Directors will need to verify that they are real people before they can act for a company, according to new proposals.
The measure forms part of a new crack down on corporate fraud in a bid to improve transparency and confidence in the UK supply chain.
Launching the plans, the Department for Business, Energy & Industrial Strategy (BEIS) said the new Companies House rules, which include an identity verification requirement and new powers to investigate dubious directors, will “stop criminals from hiding behind complex corporate structures”.
The reforms have been summarised below:
Identity verification: Only companies whose boards comprise real people with verified identities will be allowed to act as corporate directors of other companies, preventing fraudsters from “concealing their true identities”.

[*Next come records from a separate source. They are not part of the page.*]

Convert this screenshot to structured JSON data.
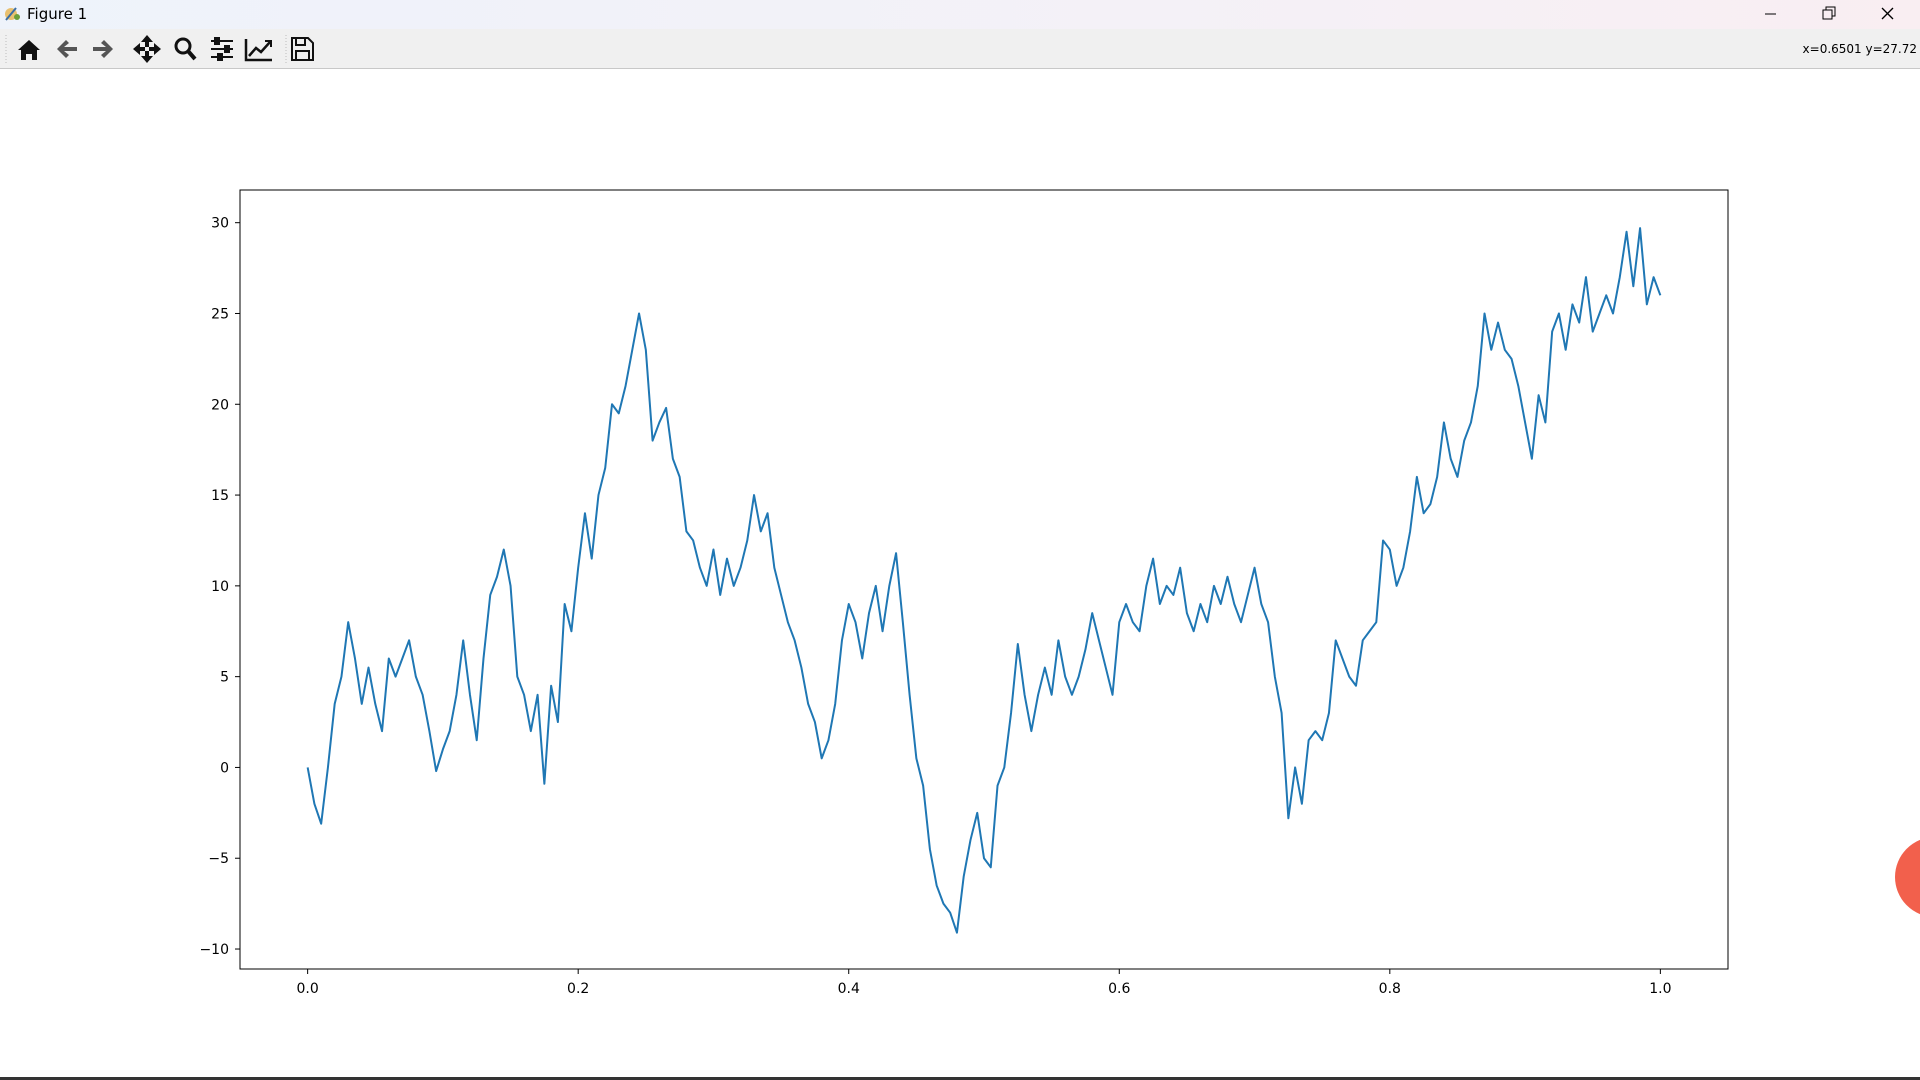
{
  "window": {
    "title": "Figure 1",
    "status": "x=0.6501 y=27.72"
  },
  "chart_data": {
    "type": "line",
    "x": [
      0,
      0.005,
      0.01,
      0.015,
      0.02,
      0.025,
      0.03,
      0.035,
      0.04,
      0.045,
      0.05,
      0.055,
      0.06,
      0.065,
      0.07,
      0.075,
      0.08,
      0.085,
      0.09,
      0.095,
      0.1,
      0.105,
      0.11,
      0.115,
      0.12,
      0.125,
      0.13,
      0.135,
      0.14,
      0.145,
      0.15,
      0.155,
      0.16,
      0.165,
      0.17,
      0.175,
      0.18,
      0.185,
      0.19,
      0.195,
      0.2,
      0.205,
      0.21,
      0.215,
      0.22,
      0.225,
      0.23,
      0.235,
      0.24,
      0.245,
      0.25,
      0.255,
      0.26,
      0.265,
      0.27,
      0.275,
      0.28,
      0.285,
      0.29,
      0.295,
      0.3,
      0.305,
      0.31,
      0.315,
      0.32,
      0.325,
      0.33,
      0.335,
      0.34,
      0.345,
      0.35,
      0.355,
      0.36,
      0.365,
      0.37,
      0.375,
      0.38,
      0.385,
      0.39,
      0.395,
      0.4,
      0.405,
      0.41,
      0.415,
      0.42,
      0.425,
      0.43,
      0.435,
      0.44,
      0.445,
      0.45,
      0.455,
      0.46,
      0.465,
      0.47,
      0.475,
      0.48,
      0.485,
      0.49,
      0.495,
      0.5,
      0.505,
      0.51,
      0.515,
      0.52,
      0.525,
      0.53,
      0.535,
      0.54,
      0.545,
      0.55,
      0.555,
      0.56,
      0.565,
      0.57,
      0.575,
      0.58,
      0.585,
      0.59,
      0.595,
      0.6,
      0.605,
      0.61,
      0.615,
      0.62,
      0.625,
      0.63,
      0.635,
      0.64,
      0.645,
      0.65,
      0.655,
      0.66,
      0.665,
      0.67,
      0.675,
      0.68,
      0.685,
      0.69,
      0.695,
      0.7,
      0.705,
      0.71,
      0.715,
      0.72,
      0.725,
      0.73,
      0.735,
      0.74,
      0.745,
      0.75,
      0.755,
      0.76,
      0.765,
      0.77,
      0.775,
      0.78,
      0.785,
      0.79,
      0.795,
      0.8,
      0.805,
      0.81,
      0.815,
      0.82,
      0.825,
      0.83,
      0.835,
      0.84,
      0.845,
      0.85,
      0.855,
      0.86,
      0.865,
      0.87,
      0.875,
      0.88,
      0.885,
      0.89,
      0.895,
      0.9,
      0.905,
      0.91,
      0.915,
      0.92,
      0.925,
      0.93,
      0.935,
      0.94,
      0.945,
      0.95,
      0.955,
      0.96,
      0.965,
      0.97,
      0.975,
      0.98,
      0.985,
      0.99,
      0.995,
      1.0
    ],
    "values": [
      0,
      -2,
      -3.1,
      0,
      3.5,
      5,
      8,
      6,
      3.5,
      5.5,
      3.5,
      2,
      6,
      5,
      6,
      7,
      5,
      4,
      2,
      -0.2,
      1,
      2,
      4,
      7,
      4,
      1.5,
      6,
      9.5,
      10.5,
      12,
      10,
      5,
      4,
      2,
      4,
      -0.9,
      4.5,
      2.5,
      9,
      7.5,
      11,
      14,
      11.5,
      15,
      16.5,
      20,
      19.5,
      21,
      23,
      25,
      23,
      18,
      19,
      19.8,
      17,
      16,
      13,
      12.5,
      11,
      10,
      12,
      9.5,
      11.5,
      10,
      11,
      12.5,
      15,
      13,
      14,
      11,
      9.5,
      8,
      7,
      5.5,
      3.5,
      2.5,
      0.5,
      1.5,
      3.5,
      7,
      9,
      8,
      6,
      8.5,
      10,
      7.5,
      10,
      11.8,
      8,
      4,
      0.5,
      -1,
      -4.5,
      -6.5,
      -7.5,
      -8,
      -9.1,
      -6,
      -4,
      -2.5,
      -5,
      -5.5,
      -1,
      0,
      3,
      6.8,
      4,
      2,
      4,
      5.5,
      4,
      7,
      5,
      4,
      5,
      6.5,
      8.5,
      7,
      5.5,
      4,
      8,
      9,
      8,
      7.5,
      10,
      11.5,
      9,
      10,
      9.5,
      11,
      8.5,
      7.5,
      9,
      8,
      10,
      9,
      10.5,
      9,
      8,
      9.5,
      11,
      9,
      8,
      5,
      3,
      -2.8,
      0,
      -2,
      1.5,
      2,
      1.5,
      3,
      7,
      6,
      5,
      4.5,
      7,
      7.5,
      8,
      12.5,
      12,
      10,
      11,
      13,
      16,
      14,
      14.5,
      16,
      19,
      17,
      16,
      18,
      19,
      21,
      25,
      23,
      24.5,
      23,
      22.5,
      21,
      19,
      17,
      20.5,
      19,
      24,
      25,
      23,
      25.5,
      24.5,
      27,
      24,
      25,
      26,
      25,
      27,
      29.5,
      26.5,
      29.7,
      25.5,
      27,
      26
    ],
    "color": "#1f77b4",
    "xlim": [
      -0.05,
      1.05
    ],
    "ylim": [
      -11.1,
      31.8
    ],
    "xticks": [
      {
        "value": 0,
        "label": "0.0"
      },
      0.2,
      0.4,
      0.6,
      0.8,
      {
        "value": 1,
        "label": "1.0"
      }
    ],
    "yticks": [
      {
        "value": -10,
        "label": "−10"
      },
      {
        "value": -5,
        "label": "−5"
      },
      0,
      5,
      10,
      15,
      20,
      25,
      30
    ],
    "grid": false
  }
}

View the consultation here: Implementing the ban on corporate directors
Fully digital: Companies House will reduce the administrative burden on businesses and boost the quality of data on the register by making the filing process more consistent, with all companies required to submit accounts to the register online.
View the consultation here: Improving the quality and value of financial information on the UK companies register
Investigative powers: Companies House will be given new discretionary powers to query, investigate and remove false or inaccurate information.
View the consultation here: Powers of the registrar
Commenting on the proposals, Minister for Corporate Responsibility Lord Callanan said: “Today’s proposals set out further detail on our far-reaching reforms to ensure the Companies House register is fit for the 21st century – allowing us to crack down on fraud and money laundering, while providing businesses with greater confidence in their transactions.”